Feedback

Date: 2025/07/11
Categories: Work
Tags: Work

I think the luckiest people are those who have people that care about them and know how to accept and appreciate that care properly. One of the shapes of caring is feedback, which sometimes is hard to swallow. Thus, delivering one requires specific skills just as important as receiving one.

When someone has concern about their friend, coworker, or even their favorite barista’s latte art skills, that concern often comes from a place of wanting them to do better, not from wanting to tear them down. But the way that concern is packaged matters—a lot.

Feedback is not always hard to swallow—it depends on how it’s delivered. A blunt “this is bad” will make anyone defensive, while a “hey, I think if you tweak this part, it’ll be amazing” feels more like a hand reaching out to help.

The giver has the power to make feedback feel like a gift or a punch in the gut. Tone, timing, and empathy are everything. Deliver it too late, and it’s irrelevant. Deliver it with too much ego, and it becomes an attack.
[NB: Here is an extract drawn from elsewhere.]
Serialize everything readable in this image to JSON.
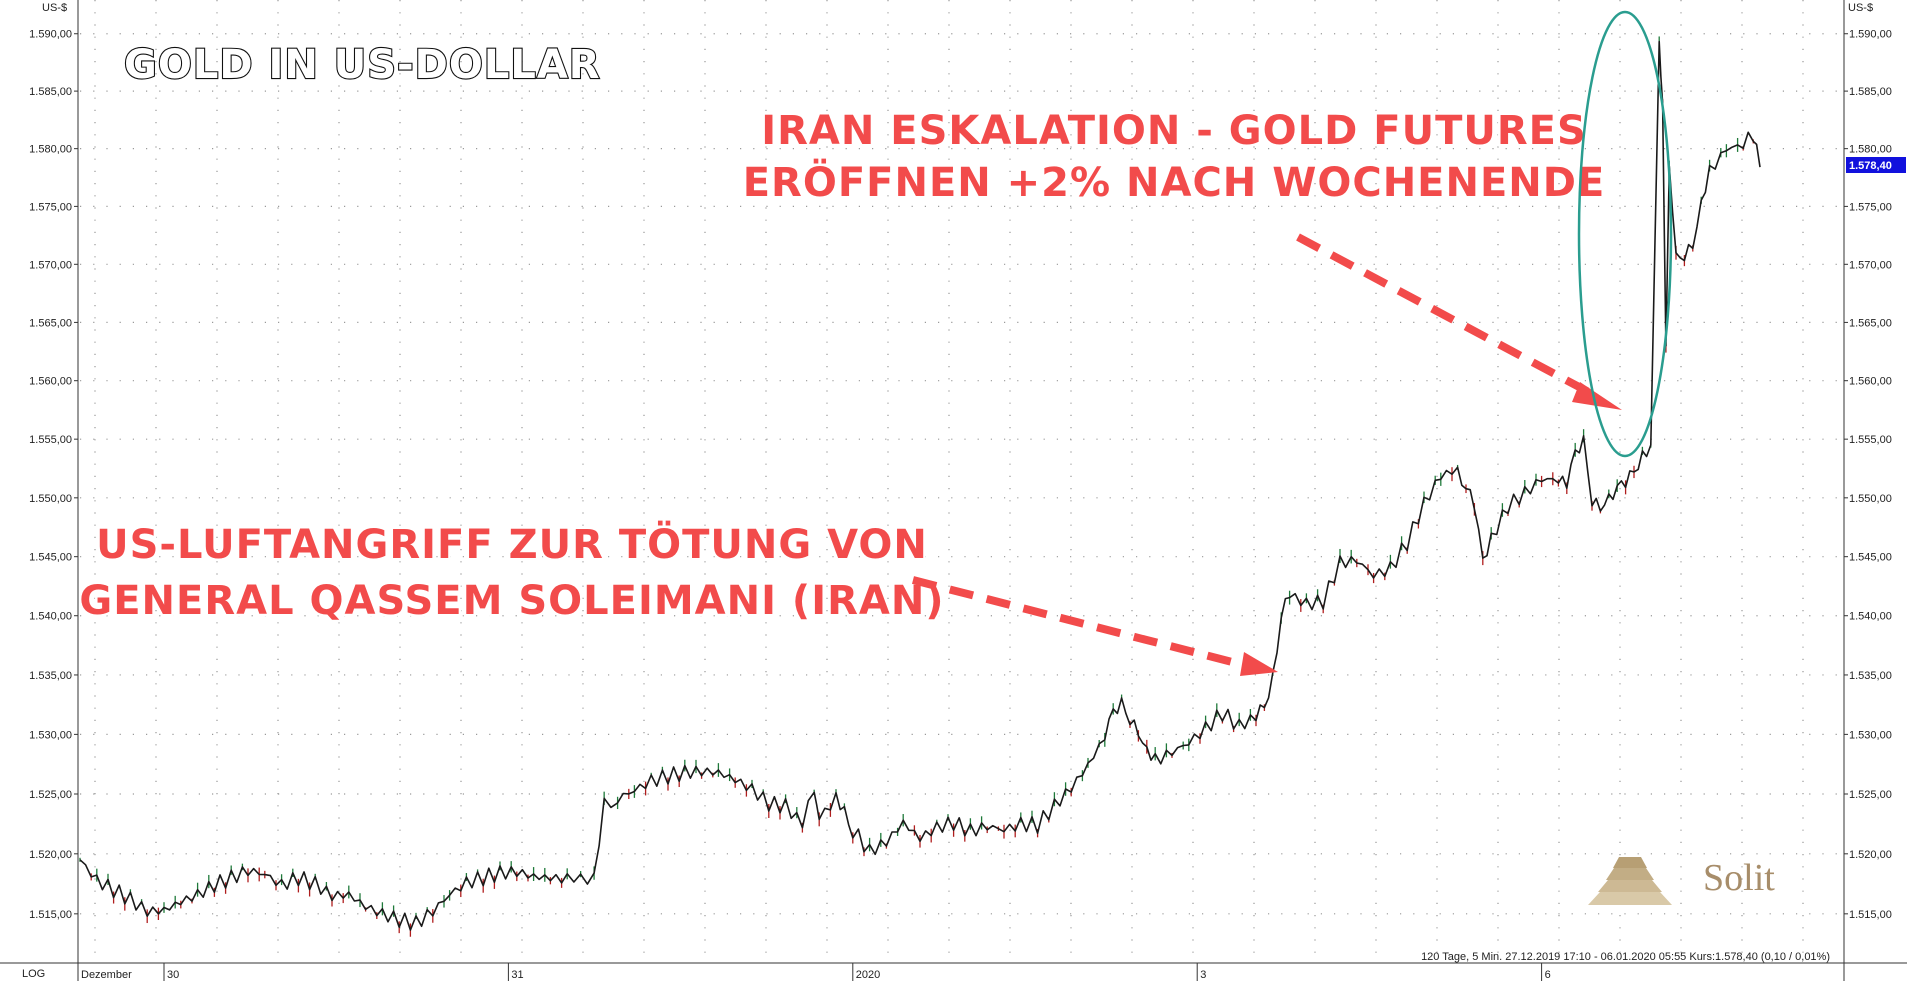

But deliver it with care and honesty, and it becomes fuel for growth.

And the receiver? Well, that’s another story. Being open to feedback means setting aside your pride for a moment and remembering that this person might just be rooting for you. It’s not always easy, but when both sides—giver and receiver—get it right, feedback stops being this scary, bitter pill and starts feeling more like a secret weapon.

At the end of the day, growth doesn’t just come from wins and praises—it comes from those uncomfortable moments when someone cared enough to tell you the truth. If we can see feedback as a mirror instead of a weapon, we’ll not only avoid taking it personally, but we’ll also use it to become the best version of ourselves. That’s how we grow—one honest conversation at a time.